Relevant data will be extracted from the final set of eligible articles. Data will be inputted into a Microsoft Excel 365 spreadsheet designed specifically for this review (additional file 2 - SystRev_DataItems). Two independent authors will extract the relevant data from the articles. In cases of disagreement, a third author will be asked to review the article and decide upon the data to be recorded. Articles reporting findings from duplicate sets of patients will be combined and extracted as a single study.
Data items
- Patient characteristics; number of patients included, age, gender, tumour location, neo-adjuvant regimen, pathological response rate at surgery, length of survival.
- Study characteristics; primary author, publication year, study dates, country of study, study design, number of centres, length of time between interim PET and surgery, length of time between interim PET and surgery, conclusions of study.
- PET/CT characteristics; timing of interim PET/CT (days after treatment inception), type of scanner and acquisition (including PET reconstruction method), length of fasting before injection, time between FDG injection and PET, PET quantification method, interpreter(s), threshold criteria for defining response, proportion of patients with early response, proportion of patients with response after completion of neo-adjuvant therapy.
Outcomes
The primary outcome of the systematic review will be the response rate based on SUVmax following early PET/CT after one cycle of neo-adjuvant therapy. The secondary outcomes will be the response rate following PET/CT after completion of neo-adjuvant therapy and the diagnostic accuracy of PET/CT both early and after completion of neo-adjuvant therapy. Diagnostic accuracy will be defined by calculating sensitivity and specificity, using the reference standard of pathological tumour regression grade. For diagnostic accuracy, responders will be classified at pathology as having a Mandard TRG 1–3 or Becker TRG 1–2 and non-responders as Mandard TRG 4–5 or Becker TRG 3.
Quality assessment and risk of bias
The methodological quality of eligible studies will be assessed using the Quality Assessment of Studies of Diagnostic Accuracy Included in Systematic Reviews (QUADAS–2) criteria [18], which comprises four domains, each assessing the risk of bias and clinical application. Perceived quality will be graded low, high or unclear risk.

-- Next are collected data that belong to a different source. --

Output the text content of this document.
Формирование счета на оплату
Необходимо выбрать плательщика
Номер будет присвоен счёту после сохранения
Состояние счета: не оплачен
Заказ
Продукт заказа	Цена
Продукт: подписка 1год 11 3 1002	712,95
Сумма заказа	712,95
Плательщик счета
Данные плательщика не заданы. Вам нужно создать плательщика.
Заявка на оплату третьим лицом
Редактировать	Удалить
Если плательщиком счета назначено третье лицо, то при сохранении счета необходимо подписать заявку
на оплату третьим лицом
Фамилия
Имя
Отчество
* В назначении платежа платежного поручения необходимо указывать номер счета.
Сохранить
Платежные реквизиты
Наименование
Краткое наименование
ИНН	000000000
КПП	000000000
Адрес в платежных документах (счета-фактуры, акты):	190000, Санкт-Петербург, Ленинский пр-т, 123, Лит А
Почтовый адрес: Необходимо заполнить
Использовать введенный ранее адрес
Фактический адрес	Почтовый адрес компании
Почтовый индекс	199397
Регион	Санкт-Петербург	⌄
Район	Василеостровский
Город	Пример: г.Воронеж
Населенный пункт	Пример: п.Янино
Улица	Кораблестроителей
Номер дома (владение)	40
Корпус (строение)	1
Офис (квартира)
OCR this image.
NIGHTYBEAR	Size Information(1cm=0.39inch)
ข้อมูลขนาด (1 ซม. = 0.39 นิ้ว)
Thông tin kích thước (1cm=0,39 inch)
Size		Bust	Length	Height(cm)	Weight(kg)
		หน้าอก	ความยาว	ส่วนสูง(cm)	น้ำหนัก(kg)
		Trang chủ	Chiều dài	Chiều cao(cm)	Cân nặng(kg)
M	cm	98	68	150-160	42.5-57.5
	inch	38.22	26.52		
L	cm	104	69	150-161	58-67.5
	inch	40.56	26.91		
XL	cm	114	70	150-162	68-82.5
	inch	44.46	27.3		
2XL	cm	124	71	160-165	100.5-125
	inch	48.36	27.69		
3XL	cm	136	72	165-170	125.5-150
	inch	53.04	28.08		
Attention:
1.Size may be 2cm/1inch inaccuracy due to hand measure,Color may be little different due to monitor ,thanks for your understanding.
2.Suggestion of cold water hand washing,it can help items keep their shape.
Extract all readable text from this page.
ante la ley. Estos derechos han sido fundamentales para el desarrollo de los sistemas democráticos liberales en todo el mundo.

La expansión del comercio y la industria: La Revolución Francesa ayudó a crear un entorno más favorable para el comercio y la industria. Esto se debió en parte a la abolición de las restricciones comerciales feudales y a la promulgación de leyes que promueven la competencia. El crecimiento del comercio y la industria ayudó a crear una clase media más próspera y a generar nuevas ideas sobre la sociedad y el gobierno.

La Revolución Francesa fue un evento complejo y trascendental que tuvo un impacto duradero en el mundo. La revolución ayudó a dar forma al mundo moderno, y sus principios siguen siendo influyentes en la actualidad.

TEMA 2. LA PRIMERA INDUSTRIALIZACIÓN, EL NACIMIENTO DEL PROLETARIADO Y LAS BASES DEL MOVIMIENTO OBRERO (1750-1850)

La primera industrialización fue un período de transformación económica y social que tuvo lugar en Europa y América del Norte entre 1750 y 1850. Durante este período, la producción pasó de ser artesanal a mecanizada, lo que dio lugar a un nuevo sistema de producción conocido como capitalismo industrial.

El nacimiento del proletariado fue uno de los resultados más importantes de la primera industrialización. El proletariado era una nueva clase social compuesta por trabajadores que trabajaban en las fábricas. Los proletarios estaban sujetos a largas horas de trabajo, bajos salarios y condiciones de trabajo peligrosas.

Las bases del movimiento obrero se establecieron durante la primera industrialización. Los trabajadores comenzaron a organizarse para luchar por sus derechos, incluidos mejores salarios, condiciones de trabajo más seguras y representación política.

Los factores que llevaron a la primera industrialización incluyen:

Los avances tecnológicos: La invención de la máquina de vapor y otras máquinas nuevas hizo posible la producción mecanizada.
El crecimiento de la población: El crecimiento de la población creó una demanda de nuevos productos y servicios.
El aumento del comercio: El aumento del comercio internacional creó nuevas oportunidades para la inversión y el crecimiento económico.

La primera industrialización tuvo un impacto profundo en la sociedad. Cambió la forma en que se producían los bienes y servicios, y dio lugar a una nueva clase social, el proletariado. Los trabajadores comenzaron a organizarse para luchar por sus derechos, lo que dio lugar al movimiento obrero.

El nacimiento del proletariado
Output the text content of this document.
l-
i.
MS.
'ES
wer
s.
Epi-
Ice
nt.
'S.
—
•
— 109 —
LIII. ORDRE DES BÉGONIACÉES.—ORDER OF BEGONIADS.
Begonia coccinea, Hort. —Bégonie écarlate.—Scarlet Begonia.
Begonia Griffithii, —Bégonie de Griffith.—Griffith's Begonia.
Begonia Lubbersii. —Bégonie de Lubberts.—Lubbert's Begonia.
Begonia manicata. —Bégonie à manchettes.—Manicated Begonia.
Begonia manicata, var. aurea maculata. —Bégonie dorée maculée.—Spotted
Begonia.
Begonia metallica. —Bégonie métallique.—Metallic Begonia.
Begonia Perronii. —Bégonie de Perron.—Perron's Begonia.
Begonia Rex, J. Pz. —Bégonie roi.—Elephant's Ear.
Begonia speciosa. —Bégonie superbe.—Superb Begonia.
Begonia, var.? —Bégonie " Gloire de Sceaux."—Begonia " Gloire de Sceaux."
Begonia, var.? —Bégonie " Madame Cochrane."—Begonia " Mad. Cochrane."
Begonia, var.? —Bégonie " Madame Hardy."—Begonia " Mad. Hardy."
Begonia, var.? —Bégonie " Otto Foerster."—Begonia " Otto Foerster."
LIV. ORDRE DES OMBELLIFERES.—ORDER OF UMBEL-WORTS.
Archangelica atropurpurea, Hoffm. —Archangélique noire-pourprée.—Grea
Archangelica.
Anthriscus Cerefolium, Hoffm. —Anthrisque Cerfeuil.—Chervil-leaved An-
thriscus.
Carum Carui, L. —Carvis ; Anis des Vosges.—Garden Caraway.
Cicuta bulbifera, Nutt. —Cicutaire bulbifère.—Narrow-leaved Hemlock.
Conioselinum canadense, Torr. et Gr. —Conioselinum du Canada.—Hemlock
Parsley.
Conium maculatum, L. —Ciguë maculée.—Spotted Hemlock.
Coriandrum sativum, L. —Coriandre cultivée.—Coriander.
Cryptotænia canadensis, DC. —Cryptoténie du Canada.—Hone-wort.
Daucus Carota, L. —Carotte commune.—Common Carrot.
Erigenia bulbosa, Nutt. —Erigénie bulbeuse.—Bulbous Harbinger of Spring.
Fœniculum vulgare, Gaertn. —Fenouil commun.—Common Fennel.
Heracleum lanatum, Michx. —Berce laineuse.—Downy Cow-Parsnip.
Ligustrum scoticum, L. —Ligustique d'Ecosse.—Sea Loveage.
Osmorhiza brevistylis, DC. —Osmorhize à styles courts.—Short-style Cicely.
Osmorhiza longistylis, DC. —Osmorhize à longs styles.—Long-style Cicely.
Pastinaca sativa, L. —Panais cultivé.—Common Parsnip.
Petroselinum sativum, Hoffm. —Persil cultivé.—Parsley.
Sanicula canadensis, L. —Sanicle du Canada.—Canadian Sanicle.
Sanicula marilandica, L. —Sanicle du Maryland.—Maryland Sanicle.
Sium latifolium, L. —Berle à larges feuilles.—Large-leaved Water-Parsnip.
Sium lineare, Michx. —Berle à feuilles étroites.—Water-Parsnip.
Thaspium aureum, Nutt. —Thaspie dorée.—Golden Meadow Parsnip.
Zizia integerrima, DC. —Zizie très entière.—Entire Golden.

The question “were uninterpretable and/or intermediate test results reported?” has been added to the QUADAS–2 checklist. (additional file 3—QUADAS–2)
Data synthesis
If the studies are sufficiently homogenous in their design, outcome assessment and follow-up, we will conduct a meta-analysis using a random effects model (DerSimonian and Laird [19]) using the current version of R (R Foundation for statistical computing, Vienna, Austria) [20]. We will combine the percentage of patients with early and completion treatment response in each individual study to estimate a pooled prevalence with a 95% confidence interval (CI). Sensitivities and specificities of FDG PET in individual studies will also be calculated for early and completion PET/CT examinations, and subjected to meta-analysis, if feasible. The results of the individual studies will be displayed with a receiver operator curve (ROC) curve, and a weighted symmetric summary ROC (sROC) curve with a 95% CI will be computed [21]. We will also pool survival data for metabolic responders and non-responders obtaining a median survival time in each group with a 95% CI. We will assess heterogeneity between specific study estimates using the inconsistency index (I2 statistic [22]). If heterogeneity is considerable (I2 > 75%) and the p value <0.1, quantitative data synthesis will not be performed [14]. We will investigate sources of heterogeneity between studies using subgroup analyses by stratifying original co-variates according to methodological quality (QUADAS–2 score), sample size, PET injection time, neo-adjuvant therapy regimen, number of cycles of neo-adjuvant therapy and histopathological response.